De La Iglesia : l'Espagne à feu et à sang


Le festival de cinéma latino Ojo Loco se poursuit cette semaine, et trouvera un de ses points d'orgue au cours d'une nuit à la Cinémathèque consacrée au génial Álex De La Iglesia. C'est l'autre grand cinéaste espagnol contemporain avec Pedro Almodovar – qui fut le producteur de ses premiers films – mais aussi son pendant geek et mal peigné, un auteur à fleur de peau qui ne cesse de renvoyer son pays à ses vieux démons.

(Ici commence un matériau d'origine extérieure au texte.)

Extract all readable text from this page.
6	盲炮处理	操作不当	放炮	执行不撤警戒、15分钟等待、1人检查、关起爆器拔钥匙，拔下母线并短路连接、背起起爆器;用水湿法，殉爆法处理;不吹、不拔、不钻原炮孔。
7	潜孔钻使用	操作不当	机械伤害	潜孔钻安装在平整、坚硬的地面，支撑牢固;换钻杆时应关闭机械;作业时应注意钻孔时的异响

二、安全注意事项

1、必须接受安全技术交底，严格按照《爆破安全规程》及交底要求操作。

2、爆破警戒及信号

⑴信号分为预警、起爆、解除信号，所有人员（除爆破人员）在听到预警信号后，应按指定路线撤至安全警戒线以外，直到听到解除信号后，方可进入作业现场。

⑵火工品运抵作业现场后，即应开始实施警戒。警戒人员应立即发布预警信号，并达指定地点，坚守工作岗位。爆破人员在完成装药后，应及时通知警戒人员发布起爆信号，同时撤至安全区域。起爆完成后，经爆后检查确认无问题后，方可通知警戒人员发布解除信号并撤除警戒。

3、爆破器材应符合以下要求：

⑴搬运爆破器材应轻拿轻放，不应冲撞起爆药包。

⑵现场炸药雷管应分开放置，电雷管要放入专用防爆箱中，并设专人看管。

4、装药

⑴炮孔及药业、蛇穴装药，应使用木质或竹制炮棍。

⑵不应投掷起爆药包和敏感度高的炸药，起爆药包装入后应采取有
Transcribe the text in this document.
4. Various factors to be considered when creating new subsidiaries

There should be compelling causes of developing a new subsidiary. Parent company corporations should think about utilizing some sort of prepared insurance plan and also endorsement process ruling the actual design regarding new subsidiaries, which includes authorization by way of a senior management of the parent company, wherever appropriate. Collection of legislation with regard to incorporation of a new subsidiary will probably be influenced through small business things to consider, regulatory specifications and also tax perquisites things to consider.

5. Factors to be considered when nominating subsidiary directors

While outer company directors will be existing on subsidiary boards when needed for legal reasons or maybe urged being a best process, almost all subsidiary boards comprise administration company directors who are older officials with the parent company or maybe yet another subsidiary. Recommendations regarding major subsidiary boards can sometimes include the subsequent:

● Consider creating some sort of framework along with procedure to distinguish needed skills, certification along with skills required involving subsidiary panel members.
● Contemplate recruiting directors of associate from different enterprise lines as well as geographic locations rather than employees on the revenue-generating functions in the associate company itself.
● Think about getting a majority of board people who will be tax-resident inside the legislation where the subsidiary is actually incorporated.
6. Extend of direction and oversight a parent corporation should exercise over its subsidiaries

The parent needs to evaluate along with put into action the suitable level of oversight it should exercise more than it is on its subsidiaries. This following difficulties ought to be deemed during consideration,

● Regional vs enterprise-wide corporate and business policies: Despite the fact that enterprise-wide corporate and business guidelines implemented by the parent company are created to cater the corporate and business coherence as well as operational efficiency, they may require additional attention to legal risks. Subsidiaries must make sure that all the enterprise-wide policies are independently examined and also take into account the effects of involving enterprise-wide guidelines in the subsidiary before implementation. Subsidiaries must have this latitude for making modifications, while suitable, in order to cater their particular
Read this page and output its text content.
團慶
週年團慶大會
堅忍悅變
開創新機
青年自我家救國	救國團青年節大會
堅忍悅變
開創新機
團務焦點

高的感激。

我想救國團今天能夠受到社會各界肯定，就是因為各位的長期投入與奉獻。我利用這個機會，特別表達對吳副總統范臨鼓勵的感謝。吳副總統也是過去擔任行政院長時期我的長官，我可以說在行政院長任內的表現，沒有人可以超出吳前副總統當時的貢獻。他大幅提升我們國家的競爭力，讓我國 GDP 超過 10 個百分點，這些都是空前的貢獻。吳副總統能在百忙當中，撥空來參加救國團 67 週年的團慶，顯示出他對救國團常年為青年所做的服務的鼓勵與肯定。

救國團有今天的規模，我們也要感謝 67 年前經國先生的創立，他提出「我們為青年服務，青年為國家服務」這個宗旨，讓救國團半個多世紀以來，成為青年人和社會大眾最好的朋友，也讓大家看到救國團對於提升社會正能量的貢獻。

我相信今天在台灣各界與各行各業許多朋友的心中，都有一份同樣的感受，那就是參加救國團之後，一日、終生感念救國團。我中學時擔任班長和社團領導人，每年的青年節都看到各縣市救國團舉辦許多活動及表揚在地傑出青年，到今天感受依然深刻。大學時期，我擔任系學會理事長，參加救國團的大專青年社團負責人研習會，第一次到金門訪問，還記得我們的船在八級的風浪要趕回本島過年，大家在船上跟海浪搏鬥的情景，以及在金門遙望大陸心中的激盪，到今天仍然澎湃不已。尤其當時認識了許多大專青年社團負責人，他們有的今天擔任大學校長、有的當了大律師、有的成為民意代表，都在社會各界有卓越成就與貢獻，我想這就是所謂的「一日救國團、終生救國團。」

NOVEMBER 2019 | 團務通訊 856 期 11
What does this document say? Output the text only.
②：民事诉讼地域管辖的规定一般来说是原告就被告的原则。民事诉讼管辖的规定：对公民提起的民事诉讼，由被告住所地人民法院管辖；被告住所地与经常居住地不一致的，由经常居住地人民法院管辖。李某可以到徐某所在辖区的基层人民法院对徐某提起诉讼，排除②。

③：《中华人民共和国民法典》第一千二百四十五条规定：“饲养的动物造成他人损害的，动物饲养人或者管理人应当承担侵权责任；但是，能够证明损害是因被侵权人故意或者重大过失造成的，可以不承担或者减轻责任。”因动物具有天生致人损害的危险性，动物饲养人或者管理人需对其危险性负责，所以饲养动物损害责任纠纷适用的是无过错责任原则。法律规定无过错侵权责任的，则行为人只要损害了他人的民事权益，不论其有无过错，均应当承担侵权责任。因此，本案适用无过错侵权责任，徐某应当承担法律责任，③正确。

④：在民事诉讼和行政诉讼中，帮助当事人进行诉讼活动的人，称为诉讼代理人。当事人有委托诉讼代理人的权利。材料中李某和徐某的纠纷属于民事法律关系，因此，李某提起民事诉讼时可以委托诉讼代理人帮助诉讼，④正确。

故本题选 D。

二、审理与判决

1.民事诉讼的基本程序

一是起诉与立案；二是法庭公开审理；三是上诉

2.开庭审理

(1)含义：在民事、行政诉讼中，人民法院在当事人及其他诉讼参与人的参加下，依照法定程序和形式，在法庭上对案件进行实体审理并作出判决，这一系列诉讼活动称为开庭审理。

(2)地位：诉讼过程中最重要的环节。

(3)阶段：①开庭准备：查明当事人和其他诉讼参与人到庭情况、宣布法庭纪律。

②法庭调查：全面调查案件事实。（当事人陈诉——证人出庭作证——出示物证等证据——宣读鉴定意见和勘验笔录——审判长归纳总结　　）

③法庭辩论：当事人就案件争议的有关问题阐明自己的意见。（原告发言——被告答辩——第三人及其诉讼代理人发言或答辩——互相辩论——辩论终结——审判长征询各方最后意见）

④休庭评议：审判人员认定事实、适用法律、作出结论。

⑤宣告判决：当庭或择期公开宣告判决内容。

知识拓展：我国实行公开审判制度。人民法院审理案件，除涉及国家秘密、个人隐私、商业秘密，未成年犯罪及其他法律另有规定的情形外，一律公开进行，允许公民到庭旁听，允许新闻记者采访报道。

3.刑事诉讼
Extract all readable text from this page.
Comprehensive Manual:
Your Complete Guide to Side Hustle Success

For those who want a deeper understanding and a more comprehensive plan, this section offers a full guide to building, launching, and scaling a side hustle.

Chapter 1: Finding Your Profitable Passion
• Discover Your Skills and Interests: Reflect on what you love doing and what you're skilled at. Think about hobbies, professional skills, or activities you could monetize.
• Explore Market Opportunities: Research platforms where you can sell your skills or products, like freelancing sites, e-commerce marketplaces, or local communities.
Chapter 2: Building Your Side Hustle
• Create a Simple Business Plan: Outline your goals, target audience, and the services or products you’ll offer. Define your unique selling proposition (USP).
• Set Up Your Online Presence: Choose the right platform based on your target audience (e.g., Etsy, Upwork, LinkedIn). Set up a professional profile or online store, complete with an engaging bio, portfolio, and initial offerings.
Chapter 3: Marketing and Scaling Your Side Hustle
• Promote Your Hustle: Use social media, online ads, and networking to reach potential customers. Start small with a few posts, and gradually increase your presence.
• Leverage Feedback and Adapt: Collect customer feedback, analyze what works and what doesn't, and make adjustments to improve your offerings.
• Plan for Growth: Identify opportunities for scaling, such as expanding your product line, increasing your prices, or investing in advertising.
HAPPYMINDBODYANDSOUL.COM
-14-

Sa première œuvre, Action mutante, est une pochade gore et rigolarde où un commando composé de handicapés physiques et mentaux viennent terroriser des bourgeois réfugiés dans une station spatiale : on y trouve, en version brute de décoffrage, toute la virulence politique que l'on reverra ensuite dans la plupart de ses films ultérieurs.

De La Iglesia attaque le consumérisme effréné et le culte de l'argent comme dans Le Crime farpait (photo), où une grande surface façon Galeries Lafayette madrilènes s'apparente aux cercles de l'enfer dans La Divine comédie et où un vendeur de génie car sans scrupule (sa devise : « ce que je veux, je le prends ») va plonger dans le cauchemar, c'est-à-dire la vie "normale".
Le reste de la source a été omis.